Do you see my dilemma? I have too much to say. There are so many essays to write and none will separate out. How can I write of my brothers without writing of everything, of all that we had and all that we lost? It’s too much; I’ve only been asked to write one essay, but it seems an impossible task.

The story of my siblings is the story of who I am. I suppose this is true for all of us. How do we write the stories of who we are? If there were only one answer, life would be very, very boring.

I read George Eliot’s The Mill on the Floss recently with a room full of women. At the center of the book is a sibling relationship: the main character, Maggie, and her older brother Tom have a fierce bond that is, though at times troubled, formative and unchangeable. Maggie’s love for Tom as a young girl is obsessive and fawning, and no matter how he behaves toward her as they grow older she continues to seek his approval. A few women in the group found this off-putting and strange, one woman calling it “incestuous”; they were bothered by it and wondered why Maggie didn’t leave off loving her brother so much when he treated her cruelly and seemed to want nothing to do with her. My gut reacted before my head could. I asked these women if they had older brothers; the answer was, across the board, no.

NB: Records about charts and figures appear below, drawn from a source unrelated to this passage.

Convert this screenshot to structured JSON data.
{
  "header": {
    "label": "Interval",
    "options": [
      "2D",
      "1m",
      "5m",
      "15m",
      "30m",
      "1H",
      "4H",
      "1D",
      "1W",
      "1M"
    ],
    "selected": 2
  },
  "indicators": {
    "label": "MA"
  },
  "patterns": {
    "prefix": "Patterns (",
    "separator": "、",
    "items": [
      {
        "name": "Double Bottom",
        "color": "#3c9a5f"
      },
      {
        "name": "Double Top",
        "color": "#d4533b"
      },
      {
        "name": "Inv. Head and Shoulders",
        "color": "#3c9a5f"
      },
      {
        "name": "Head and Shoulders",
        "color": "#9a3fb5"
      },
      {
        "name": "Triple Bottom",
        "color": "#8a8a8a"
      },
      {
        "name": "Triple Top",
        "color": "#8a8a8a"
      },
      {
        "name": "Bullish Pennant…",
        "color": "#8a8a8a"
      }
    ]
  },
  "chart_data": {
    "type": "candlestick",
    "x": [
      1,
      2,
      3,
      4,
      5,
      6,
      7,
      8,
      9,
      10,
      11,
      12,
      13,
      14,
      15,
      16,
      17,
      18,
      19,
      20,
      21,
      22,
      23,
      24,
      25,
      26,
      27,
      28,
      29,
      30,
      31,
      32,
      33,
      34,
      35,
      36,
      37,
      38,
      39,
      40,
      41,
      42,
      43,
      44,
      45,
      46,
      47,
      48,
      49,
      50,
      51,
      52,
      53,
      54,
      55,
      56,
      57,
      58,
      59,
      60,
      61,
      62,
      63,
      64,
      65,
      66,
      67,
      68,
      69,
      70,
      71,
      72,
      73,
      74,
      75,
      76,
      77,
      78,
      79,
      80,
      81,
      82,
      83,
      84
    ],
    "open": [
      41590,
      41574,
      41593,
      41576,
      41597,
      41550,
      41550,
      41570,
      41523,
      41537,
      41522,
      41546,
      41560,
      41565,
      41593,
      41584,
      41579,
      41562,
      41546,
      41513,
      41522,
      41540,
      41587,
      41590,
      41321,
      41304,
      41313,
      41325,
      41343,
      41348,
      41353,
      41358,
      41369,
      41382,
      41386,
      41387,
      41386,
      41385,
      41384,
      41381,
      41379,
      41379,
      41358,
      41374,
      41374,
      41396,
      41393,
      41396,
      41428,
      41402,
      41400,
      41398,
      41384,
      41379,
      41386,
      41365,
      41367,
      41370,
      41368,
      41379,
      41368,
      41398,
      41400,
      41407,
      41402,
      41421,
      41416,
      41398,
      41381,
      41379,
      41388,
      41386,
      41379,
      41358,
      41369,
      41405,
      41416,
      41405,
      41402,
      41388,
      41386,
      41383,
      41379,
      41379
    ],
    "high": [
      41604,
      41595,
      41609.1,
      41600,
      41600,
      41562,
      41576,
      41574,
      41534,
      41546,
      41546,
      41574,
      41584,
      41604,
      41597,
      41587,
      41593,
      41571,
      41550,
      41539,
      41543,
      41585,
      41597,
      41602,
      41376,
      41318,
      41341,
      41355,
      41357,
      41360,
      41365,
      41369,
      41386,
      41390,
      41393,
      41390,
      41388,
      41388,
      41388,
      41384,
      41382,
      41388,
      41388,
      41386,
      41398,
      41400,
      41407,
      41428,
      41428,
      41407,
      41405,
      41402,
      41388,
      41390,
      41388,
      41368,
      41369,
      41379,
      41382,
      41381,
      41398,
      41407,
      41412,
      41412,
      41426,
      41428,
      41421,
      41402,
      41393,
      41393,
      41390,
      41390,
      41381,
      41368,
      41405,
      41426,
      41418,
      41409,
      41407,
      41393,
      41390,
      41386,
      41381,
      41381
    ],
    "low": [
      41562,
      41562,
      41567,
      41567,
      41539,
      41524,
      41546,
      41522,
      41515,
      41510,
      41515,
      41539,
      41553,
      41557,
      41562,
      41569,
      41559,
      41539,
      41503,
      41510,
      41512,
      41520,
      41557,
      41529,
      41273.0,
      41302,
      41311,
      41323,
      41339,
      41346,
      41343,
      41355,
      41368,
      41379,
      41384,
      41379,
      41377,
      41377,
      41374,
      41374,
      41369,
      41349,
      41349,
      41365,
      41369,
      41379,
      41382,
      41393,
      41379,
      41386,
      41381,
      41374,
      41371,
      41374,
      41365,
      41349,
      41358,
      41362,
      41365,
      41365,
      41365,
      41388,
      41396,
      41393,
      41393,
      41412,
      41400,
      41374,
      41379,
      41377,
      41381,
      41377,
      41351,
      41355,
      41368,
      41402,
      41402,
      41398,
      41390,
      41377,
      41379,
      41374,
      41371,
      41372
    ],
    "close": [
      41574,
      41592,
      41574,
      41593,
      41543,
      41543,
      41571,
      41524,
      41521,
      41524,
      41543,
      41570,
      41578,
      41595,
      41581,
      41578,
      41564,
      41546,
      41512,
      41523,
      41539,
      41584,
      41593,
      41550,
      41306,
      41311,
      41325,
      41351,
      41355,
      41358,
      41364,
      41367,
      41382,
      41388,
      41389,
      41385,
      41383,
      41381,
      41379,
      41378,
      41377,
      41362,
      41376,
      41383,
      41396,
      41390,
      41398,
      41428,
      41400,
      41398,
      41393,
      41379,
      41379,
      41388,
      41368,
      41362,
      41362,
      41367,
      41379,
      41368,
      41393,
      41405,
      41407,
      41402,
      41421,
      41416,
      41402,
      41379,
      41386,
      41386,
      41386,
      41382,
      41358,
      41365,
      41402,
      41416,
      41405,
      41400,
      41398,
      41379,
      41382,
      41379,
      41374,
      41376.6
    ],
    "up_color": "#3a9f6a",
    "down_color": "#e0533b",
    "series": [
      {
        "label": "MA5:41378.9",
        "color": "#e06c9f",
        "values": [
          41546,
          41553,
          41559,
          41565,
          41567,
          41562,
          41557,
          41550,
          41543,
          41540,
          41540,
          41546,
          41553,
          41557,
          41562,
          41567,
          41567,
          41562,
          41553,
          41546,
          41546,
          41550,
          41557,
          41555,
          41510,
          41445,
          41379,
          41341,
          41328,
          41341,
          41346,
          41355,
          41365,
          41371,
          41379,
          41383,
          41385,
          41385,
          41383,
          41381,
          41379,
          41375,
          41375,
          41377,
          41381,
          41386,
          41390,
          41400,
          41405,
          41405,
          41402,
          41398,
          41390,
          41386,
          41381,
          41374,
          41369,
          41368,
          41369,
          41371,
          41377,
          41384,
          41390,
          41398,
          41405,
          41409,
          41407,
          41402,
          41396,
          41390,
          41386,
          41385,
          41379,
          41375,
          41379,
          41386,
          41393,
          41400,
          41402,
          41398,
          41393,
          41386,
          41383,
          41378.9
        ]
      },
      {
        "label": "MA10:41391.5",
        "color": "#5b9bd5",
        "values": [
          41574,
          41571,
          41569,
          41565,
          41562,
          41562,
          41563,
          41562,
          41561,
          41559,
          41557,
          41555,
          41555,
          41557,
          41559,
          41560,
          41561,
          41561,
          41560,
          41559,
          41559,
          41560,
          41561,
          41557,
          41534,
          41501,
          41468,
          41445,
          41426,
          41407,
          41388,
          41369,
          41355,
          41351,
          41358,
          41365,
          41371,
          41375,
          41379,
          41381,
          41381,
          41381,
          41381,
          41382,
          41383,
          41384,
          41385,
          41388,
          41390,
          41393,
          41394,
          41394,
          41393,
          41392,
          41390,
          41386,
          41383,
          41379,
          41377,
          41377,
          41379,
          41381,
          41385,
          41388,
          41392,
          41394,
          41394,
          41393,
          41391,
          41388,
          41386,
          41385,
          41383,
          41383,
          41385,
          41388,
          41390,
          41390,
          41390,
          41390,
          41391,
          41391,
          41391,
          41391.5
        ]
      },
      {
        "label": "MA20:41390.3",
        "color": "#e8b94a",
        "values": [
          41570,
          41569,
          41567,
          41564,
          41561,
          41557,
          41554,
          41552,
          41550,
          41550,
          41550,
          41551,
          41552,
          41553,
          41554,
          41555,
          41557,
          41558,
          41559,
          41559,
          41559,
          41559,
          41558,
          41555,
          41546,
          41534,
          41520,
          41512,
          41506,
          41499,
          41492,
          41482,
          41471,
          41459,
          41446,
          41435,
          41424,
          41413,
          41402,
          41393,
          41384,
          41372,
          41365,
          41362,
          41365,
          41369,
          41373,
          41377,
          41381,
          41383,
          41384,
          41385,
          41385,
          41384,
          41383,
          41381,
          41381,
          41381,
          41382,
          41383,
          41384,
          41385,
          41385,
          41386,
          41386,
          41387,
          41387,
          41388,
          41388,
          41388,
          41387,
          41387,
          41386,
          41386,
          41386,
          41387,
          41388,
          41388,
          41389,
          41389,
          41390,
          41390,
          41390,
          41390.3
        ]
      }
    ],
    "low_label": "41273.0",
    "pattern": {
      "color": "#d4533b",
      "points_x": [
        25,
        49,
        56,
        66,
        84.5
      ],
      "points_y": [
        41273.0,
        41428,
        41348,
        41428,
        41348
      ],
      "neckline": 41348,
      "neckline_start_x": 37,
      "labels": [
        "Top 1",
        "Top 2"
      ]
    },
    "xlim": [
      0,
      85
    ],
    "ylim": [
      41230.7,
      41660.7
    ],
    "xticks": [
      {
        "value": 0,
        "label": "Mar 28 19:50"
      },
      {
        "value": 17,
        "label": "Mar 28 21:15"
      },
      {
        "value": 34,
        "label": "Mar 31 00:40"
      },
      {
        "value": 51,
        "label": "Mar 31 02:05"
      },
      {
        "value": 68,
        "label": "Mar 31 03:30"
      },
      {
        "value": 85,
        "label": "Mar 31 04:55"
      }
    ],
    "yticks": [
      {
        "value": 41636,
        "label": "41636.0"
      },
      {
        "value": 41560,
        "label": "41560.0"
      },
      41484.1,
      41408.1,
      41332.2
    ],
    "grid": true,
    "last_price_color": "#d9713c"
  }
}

I had the exact opposite response to the sibling relationship in the book, which is to say that I found it one of the more accurate portraits of the younger sister/older brother phenomenon that I have read. I said as much to the group, and across the room a colleague nodded vigorously. She absolutely agreed with me, she said. She has two older brothers.

There is something particular and precious about the obsessive love a younger sister can have for her older brother, and people who have not experienced it themselves often cannot understand it. In this group, those of us who had older brothers argued simply that the way Eliot portrayed it is the way it is, and a gulf between those of us with older brothers and those without opened up and lingered until we moved on to speak of something else.